I believe, for example, that we do not accomplish anything meaningful by using low-resolution images and sound clips; consenus appears to be that resolution limits are important. I don't think that discussing or voting on this will help us because it is better settled by sound legal advice. I don't think it is in the best interests of the project to have a bunch of laypeople (non-lawyers) dream up fair use policy.
OK. Then don't complain about how you've tried to discuss this and haven't gotten anywhere with it. You haven't tried to discuss it. In the end, the hope is that one of our Wikilawyer types will look over all of the things we've been working on. But they're probably busy too. Better a dreamed up fair use policy based on some understanding of copyright law than no fair use policy at all. I don't think most of our legal understandings are really so baseless -- there is a heap of caselaw on the usage of small or degraded media in regards to fair use -- but then again, hey! I'm not a lawyer, so what the hell do I know. If you want discussion, it's there for you. If you want "just discussion with lawyers" then you'd better find a few lawyers who want to participate. They're welcome to participate too if they want to.
I'd love it if some legal types would stop by and take a look at what we're up to, give some guidance when it comes down to it.
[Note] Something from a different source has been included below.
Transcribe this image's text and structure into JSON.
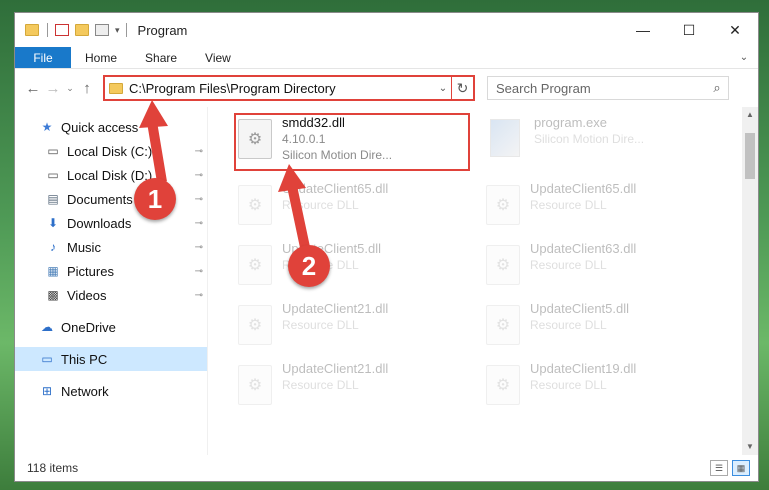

At the moment we're trying to get something basic together, something to work with, and correct the obvious problems of the current policy which have allowed things to get a bit out of control. Which is frankly better than nothing, in my opinion. If your attempts to get unequivocal answers to difficult and murky questions turns up anything useful, please feel free to let the rest of us know. In the meantime, we'll continue our work.
You're essentially correct. If we do nothing until competent legal advice steps up to the plate, we do nothing forever. We could probably spend the entire $200K from the recent fundraising on lawyers and still be no further ahead. Half of that amount could go to those with a conservative attitude toward fair use, and half to those with a more agressive. We would still be left with a decision. Somehow it seems cheaper just to muddle through. At least that way we don't have to spend the money until there is a real case. I suspect that the average lawyer knows very little about copyright law; we may even know more about this specialty. It's probably more cost effective for him to guide his obviously guilty criminal client through a plea bargain. We really shouldn't direct our idolatry towards the lawyers.